そして、口頭指示、特に電話での報告などでは、指示内容を復唱“Confirm”(口頭指示の復唱確認)まで行うことで指示内容が確実なものとなり、「I-SBARC」に発展しています。

 

(主治医からの指示を聞いた後)

「わかりました。在宅酸素の流量を、3.0Lまで上げます。」

 

まとめ

 

SBARとは
  • 主治医がほしい情報に答えられる
  • 状況(S)背景(B)によって必要な情報が報告できる
  • 報告の手順が分かる
  • 評価(A)を必要とするため訪問看護師のスキルがあがる
  • I-SBARCを行うことで、医療安全対策となる

 

私たち訪問看護師は医師の指示のもとに医療行為を行っていますが、医師に従うだけでなく、協働が不可欠と考えます。

主治医は、対応・処置の判断を誤らないための的確な情報収集を訪問看護師の観察や状況報告に求めています。

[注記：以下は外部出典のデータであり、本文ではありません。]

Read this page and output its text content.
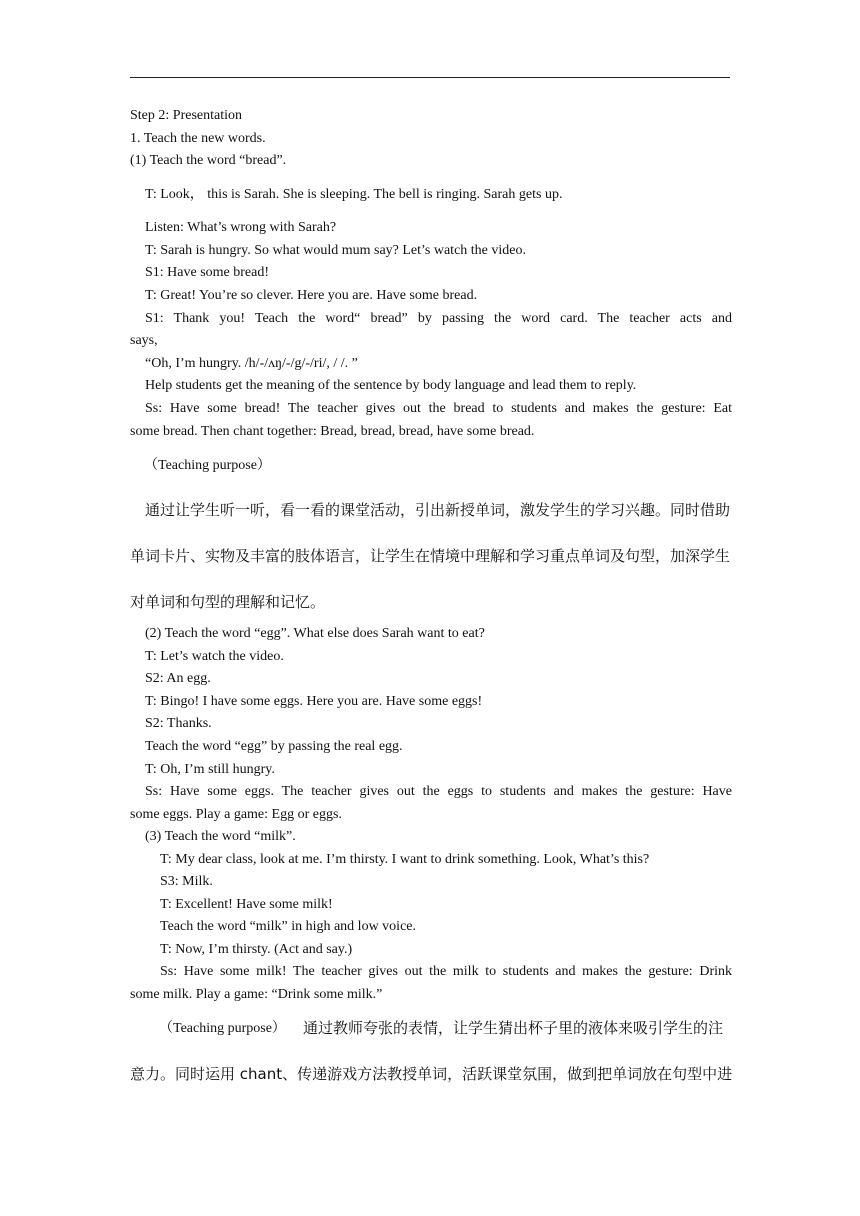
Step 2: Presentation
1. Teach the new words.
(1) Teach the word “bread”.
T: Look， this is Sarah. She is sleeping. The bell is ringing. Sarah gets up.
Listen: What’s wrong with Sarah?
T: Sarah is hungry. So what would mum say? Let’s watch the video.
S1: Have some bread!
T: Great! You’re so clever. Here you are. Have some bread.
S1: Thank you! Teach the word“ bread” by passing the word card. The teacher acts and
says,
“Oh, I’m hungry. /h/-/ʌŋ/-/g/-/ri/, / /. ”
Help students get the meaning of the sentence by body language and lead them to reply.
Ss: Have some bread! The teacher gives out the bread to students and makes the gesture: Eat
some bread. Then chant together: Bread, bread, bread, have some bread.
（Teaching purpose）
通过让学生听一听，看一看的课堂活动，引出新授单词，激发学生的学习兴趣。同时借助
单词卡片、实物及丰富的肢体语言，让学生在情境中理解和学习重点单词及句型，加深学生
对单词和句型的理解和记忆。
(2) Teach the word “egg”. What else does Sarah want to eat?
T: Let’s watch the video.
S2: An egg.
T: Bingo! I have some eggs. Here you are. Have some eggs!
S2: Thanks.
Teach the word “egg” by passing the real egg.
T: Oh, I’m still hungry.
Ss: Have some eggs. The teacher gives out the eggs to students and makes the gesture: Have
some eggs. Play a game: Egg or eggs.
(3) Teach the word “milk”.
T: My dear class, look at me. I’m thirsty. I want to drink something. Look, What’s this?
S3: Milk.
T: Excellent! Have some milk!
Teach the word “milk” in high and low voice.
T: Now, I’m thirsty. (Act and say.)
Ss: Have some milk! The teacher gives out the milk to students and makes the gesture: Drink
some milk. Play a game: “Drink some milk.”
（Teaching purpose） 通过教师夸张的表情，让学生猜出杯子里的液体来吸引学生的注
意力。同时运用 chant、传递游戏方法教授单词，活跃课堂氛围，做到把单词放在句型中进
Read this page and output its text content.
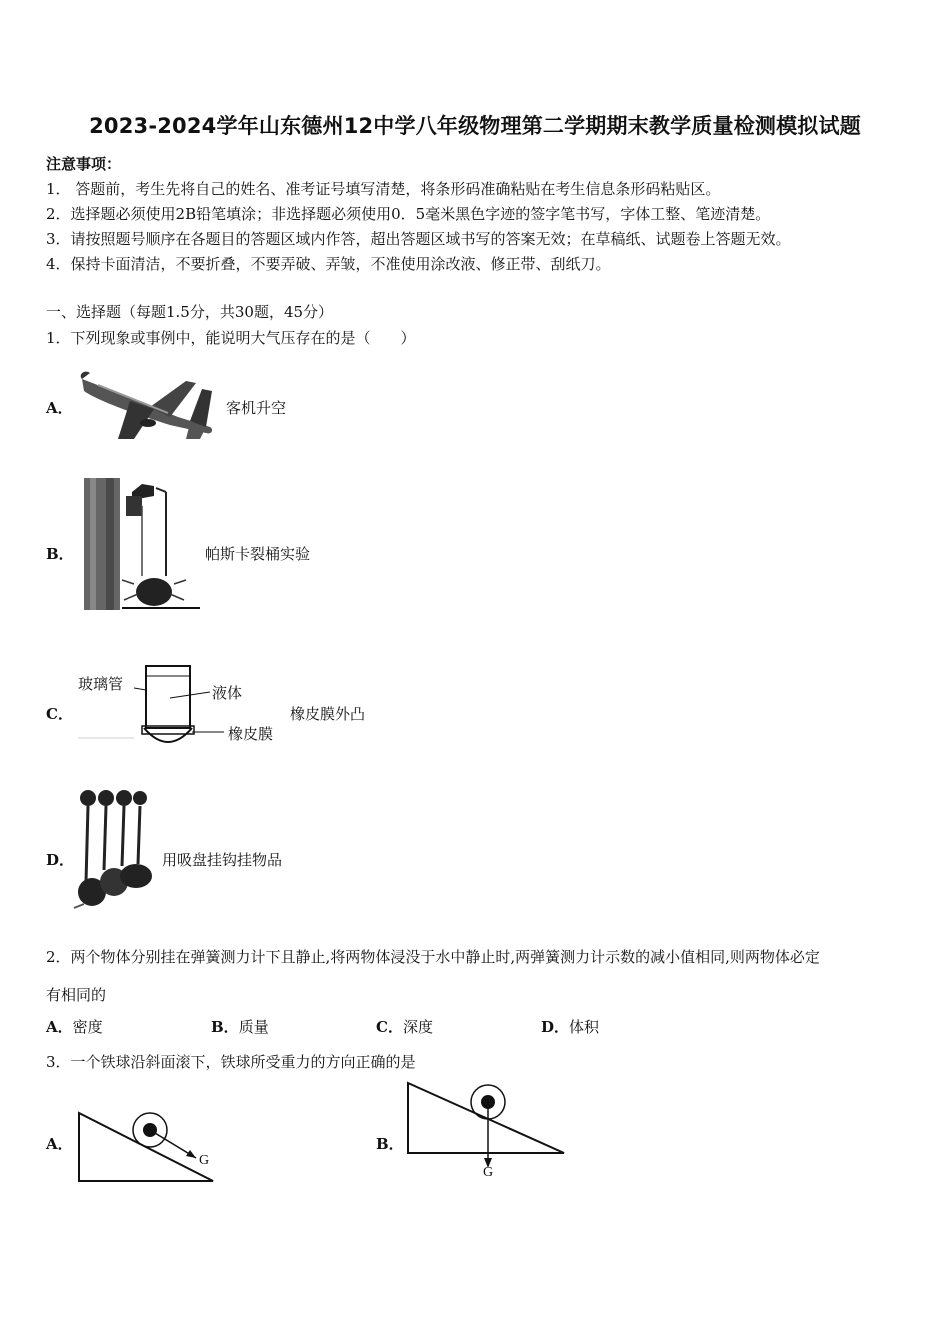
2023-2024学年山东德州12中学八年级物理第二学期期末教学质量检测模拟试题
注意事项：
1． 答题前，考生先将自己的姓名、准考证号填写清楚，将条形码准确粘贴在考生信息条形码粘贴区。
2．选择题必须使用2B铅笔填涂；非选择题必须使用0．5毫米黑色字迹的签字笔书写，字体工整、笔迹清楚。
3．请按照题号顺序在各题目的答题区域内作答，超出答题区域书写的答案无效；在草稿纸、试题卷上答题无效。
4．保持卡面清洁，不要折叠，不要弄破、弄皱，不准使用涂改液、修正带、刮纸刀。
一、选择题（每题1.5分，共30题，45分）
1．下列现象或事例中，能说明大气压存在的是（　　）
A．	客机升空
B．	帕斯卡裂桶实验
C．
玻璃管	液体
橡皮膜
橡皮膜外凸
D．	用吸盘挂钩挂物品
2．两个物体分别挂在弹簧测力计下且静止,将两物体浸没于水中静止时,两弹簧测力计示数的减小值相同,则两物体必定
有相同的
A．密度	B．质量	C．深度	D．体积
3．一个铁球沿斜面滚下，铁球所受重力的方向正确的是
A．
G
B．
G
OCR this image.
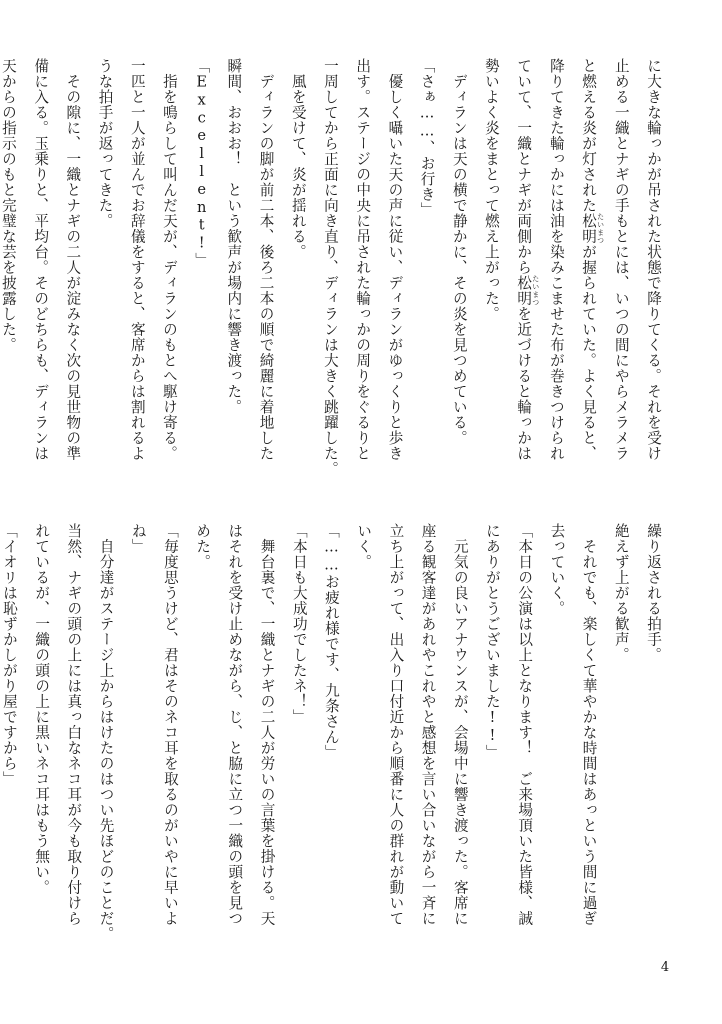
に大きな輪っかが吊された状態で降りてくる。それを受け
止める一織とナギの手もとには、いつの間にやらメラメラ
と燃える炎が灯された松明 たいまつが握られていた。よく見ると、
降りてきた輪っかには油を染みこませた布が巻きつけられ
ていて、一織とナギが両側から松明 たいまつを近づけると輪っかは
勢いよく炎をまとって燃え上がった。
　ディランは天の横で静かに、その炎を見つめている。
「さぁ……、お行き」
　優しく囁いた天の声に従い、ディランがゆっくりと歩き
出す。ステージの中央に吊された輪っかの周りをぐるりと
一周してから正面に向き直り、ディランは大きく跳躍した。
　風を受けて、炎が揺れる。
　ディランの脚が前二本、後ろ二本の順で綺麗に着地した
瞬間、おおお！　という歓声が場内に響き渡った。
「Excellent!」
　指を鳴らして叫んだ天が、ディランのもとへ駆け寄る。
一匹と一人が並んでお辞儀をすると、客席からは割れるよ
うな拍手が返ってきた。
　その隙に、一織とナギの二人が淀みなく次の見世物の準
備に入る。玉乗りと、平均台。そのどちらも、ディランは
天からの指示のもと完璧な芸を披露した。
繰り返される拍手。
絶えず上がる歓声。
　それでも、楽しくて華やかな時間はあっという間に過ぎ
去っていく。
「本日の公演は以上となります！　ご来場頂いた皆様、誠
にありがとうございました!!」
　元気の良いアナウンスが、会場中に響き渡った。客席に
座る観客達があれやこれやと感想を言い合いながら一斉に
立ち上がって、出入り口付近から順番に人の群れが動いて
いく。
「……お疲れ様です、九条さん」
「本日も大成功でしたネ！」
　舞台裏で、一織とナギの二人が労いの言葉を掛ける。天
はそれを受け止めながら、じ、と脇に立つ一織の頭を見つ
めた。
「毎度思うけど、君はそのネコ耳を取るのがいやに早いよ
ね」
　自分達がステージ上からはけたのはつい先ほどのことだ。
当然、ナギの頭の上には真っ白なネコ耳が今も取り付けら
れているが、一織の頭の上に黒いネコ耳はもう無い。
「イオリは恥ずかしがり屋ですから」
4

医療安全の観点からSBARを用いて主治医との円滑なコミュニケーションを図りたいものです。

私が参加した医療安全管理者養成研修は終了すれば、病院等の医療安全管理者になることができます。

訪問看護ステーションには医療安全管理者をおく義務などはありませんが、これらの知識を習得しておくことをぜひおすすめします。

訪問看護をおこなう中で誰もが不安や疑問に思ったりすることを解決できるような記事の作成を心がけています。

この記事がみなさんの日々の業務に役立ってもらえると幸いです。